The Ohio State defensive coordinator gave a 352-word answer that touched on a number of topics, including the team's 110th-ranked pass defense, his relationship with head coach Urban Meyer and, tangentially, the 9/11 attack on the World Trade Center.
"You know what? Like I do everything else," he said when asked how he handled the criticism that came after OSU gave up 38.3 points per game vs. Michigan, Michigan State and Clemson. "Statistics, at the end of the year, you really look back at them, do you want to dive into statistics? Well, where were you in scoring defense? What is the most important? You can always find something that you can get better at, you gotta find something that you can hang your hat on.
"But the reality is as you go on battling, if it happens, it happens. If it doesn't happen, it doesn't happen. But what are you going to do, live your life worried about everything? How would that be? How much excitement, what would that do for you? You know what, you're confident in what you do and you believe in what you do. If that's what the plan is, that's what the plan is. I want what's best for this place. Coach Meyer knows that and we talked about that from day one. If something is better for this place, then so be it because I want what is best for my alma mater, my university.
"Obviously we have enough confidence in what it is that we do. We don't just look at one single stat. I know you keep dwelling upon it and everybody dwells upon it, but the reality is this is a team game. People ask all kinds of questions. Why is this the best sport known to man? Because it's a team sport. It's more like life. If something happens to one of your buddies and he doesn't pick you up, do you defriend him for the rest of his life?
"Things like that. That's what you learn from this. The examples we set for our guys are the same examples we all live our life by. You can't worry. Because there was a bombing in the World Trade Center a few years ago, do you never want to fly again? What are you going to do? I know it's comparing it to different things, but the reality is you have confidence in what you do and believe in what you do and whatever happens, happens."
It was certainly a mouthful but revealed a few truths about Fickell, including his love of Ohio State – after all, he has been a player, assistant coach and interim head coach since 1993 – and his refusal to back down from any challenges.
And it was a challenging end of the season for the Buckeye defense, which gave up 41 points to a Michigan team with a quarterback playing on an injured foot, ceded more than 300 yards passing to Michigan State QB Connor Cook for the first time in his career and then let Tajh Boyd and Sammy Watkins set records in the Orange Bowl.
That led to a dramatic restructuring of the defense in the offseason, including the departure of Fickell's friend and line coach Mike Vrabel as well as the hiring of new co-defensive coordinator and safeties coach Chris Ash, who has been tasked with improving the pass defense from its woeful finish a season ago.
So far, the partnership is working well, Fickell said.
"It's been a great transition, to be honest with you," Fickell said. "I know that we haven't had the real stresses and the reality of a season, but we battled through a lot of things in about the last month or so and it's been a great growing experience for me.
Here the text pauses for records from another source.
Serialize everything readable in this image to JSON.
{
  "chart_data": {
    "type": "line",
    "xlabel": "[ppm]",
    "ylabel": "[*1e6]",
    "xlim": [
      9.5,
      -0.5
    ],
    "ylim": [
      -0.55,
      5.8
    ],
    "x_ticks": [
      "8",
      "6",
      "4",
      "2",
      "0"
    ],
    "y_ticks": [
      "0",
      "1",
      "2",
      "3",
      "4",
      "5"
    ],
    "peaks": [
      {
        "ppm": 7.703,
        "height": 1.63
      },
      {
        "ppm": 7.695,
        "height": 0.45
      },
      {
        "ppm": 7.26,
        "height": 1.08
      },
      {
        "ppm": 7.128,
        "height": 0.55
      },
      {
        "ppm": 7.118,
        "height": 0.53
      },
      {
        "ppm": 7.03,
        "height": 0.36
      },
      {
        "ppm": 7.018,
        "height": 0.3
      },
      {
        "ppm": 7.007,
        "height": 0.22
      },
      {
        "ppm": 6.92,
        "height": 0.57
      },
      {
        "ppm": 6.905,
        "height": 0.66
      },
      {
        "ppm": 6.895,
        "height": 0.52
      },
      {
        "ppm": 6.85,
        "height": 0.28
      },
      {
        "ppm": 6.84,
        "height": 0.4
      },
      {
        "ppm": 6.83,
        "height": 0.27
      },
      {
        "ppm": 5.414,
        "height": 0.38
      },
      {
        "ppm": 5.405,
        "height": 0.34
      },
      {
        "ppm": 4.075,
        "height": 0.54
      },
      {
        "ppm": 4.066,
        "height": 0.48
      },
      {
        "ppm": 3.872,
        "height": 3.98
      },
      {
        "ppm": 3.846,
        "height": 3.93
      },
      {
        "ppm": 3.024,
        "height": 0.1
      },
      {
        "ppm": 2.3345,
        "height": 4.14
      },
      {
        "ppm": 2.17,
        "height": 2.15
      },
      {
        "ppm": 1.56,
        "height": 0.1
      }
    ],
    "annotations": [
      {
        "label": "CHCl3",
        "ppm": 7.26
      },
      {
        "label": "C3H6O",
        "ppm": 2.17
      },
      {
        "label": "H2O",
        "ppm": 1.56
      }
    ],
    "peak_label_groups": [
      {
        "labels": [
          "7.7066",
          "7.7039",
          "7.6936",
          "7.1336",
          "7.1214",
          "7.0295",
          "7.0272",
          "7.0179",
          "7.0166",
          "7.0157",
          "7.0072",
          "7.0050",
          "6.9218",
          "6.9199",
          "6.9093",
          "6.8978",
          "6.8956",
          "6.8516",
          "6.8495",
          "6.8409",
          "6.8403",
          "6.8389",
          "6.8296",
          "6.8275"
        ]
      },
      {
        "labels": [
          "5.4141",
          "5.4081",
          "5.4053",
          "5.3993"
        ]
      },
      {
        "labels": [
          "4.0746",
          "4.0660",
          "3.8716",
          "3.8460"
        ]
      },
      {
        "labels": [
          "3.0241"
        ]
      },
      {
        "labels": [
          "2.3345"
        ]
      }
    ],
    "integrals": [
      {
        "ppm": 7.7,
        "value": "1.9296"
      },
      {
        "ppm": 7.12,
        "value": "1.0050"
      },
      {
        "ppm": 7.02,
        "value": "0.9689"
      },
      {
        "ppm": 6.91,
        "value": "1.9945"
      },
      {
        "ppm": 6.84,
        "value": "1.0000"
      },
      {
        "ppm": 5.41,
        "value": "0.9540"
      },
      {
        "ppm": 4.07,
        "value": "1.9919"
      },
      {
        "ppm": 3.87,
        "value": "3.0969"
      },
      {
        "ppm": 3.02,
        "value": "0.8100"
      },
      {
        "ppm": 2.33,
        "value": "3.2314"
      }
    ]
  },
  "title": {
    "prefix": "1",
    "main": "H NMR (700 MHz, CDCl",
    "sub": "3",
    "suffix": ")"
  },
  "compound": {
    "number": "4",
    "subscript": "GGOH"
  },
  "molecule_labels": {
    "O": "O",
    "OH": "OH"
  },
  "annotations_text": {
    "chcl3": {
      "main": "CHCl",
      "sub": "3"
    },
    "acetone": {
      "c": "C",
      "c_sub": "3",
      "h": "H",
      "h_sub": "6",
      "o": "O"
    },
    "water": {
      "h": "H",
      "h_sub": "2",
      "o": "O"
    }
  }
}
I've always had a bit of a comfort level since I've been here with the people that I've known. Even having Coach Vrabes here, not that he's been here for a long time, but a guy that's had a comfort level in there that you always knew.
"That's one of the things that Coach Meyer likes to challenge you to do is to get you out of your comfort zone. Having some new guys has made me do that and broaden things that we do. It's been a great growing experience I think for all of us, and I think it's going to show."
That meshes with what Ash said about his hiring when asked in February.
"If I didn't think that Luke and I could have a good working relationship and have chemistry in the room, I would not have done it," Ash said of taking the job. "The players are going to feed off the coaches, and we talk a lot about successful teams have one thing in common – they have great chemistry. A lot of that comes from the staff. You don't have to be best friends or anything, but you have to be on the same page, you have to have a great working relationship, you've got to share the same beliefs and philosophies and direction for the defense or offense, whatever it may be."
And so far, it appears some of the fundamentals of Ohio State's previous regimes are meshing with the new members of the staff. Fickell continued to talk about the defense doing its "1/11th," a hallmark of the defensive staff's directions for years, while with Ash on board the team will work on simplifying the defense and allowing what will be a young back seven to fly to the football.
It's too early to tell how some of the adjustments – which will include more aggressive, press coverage out wide – will pan out on the field come August. One thing is for sure, though – the plan to win at Ohio State still begins with defense.
"He wants to be great. It's pretty self explanatory," Fickell said of Meyer. "We have to understand that we're going to challenge things. If a guy catches one, he catches one, but the idea of sometimes bending but don't break is not exactly the mentality that obviously Coach Meyer likes, and those are some of the things that as you get into the third year of it, you figure out each other. And hopefully we'll do a better job of it."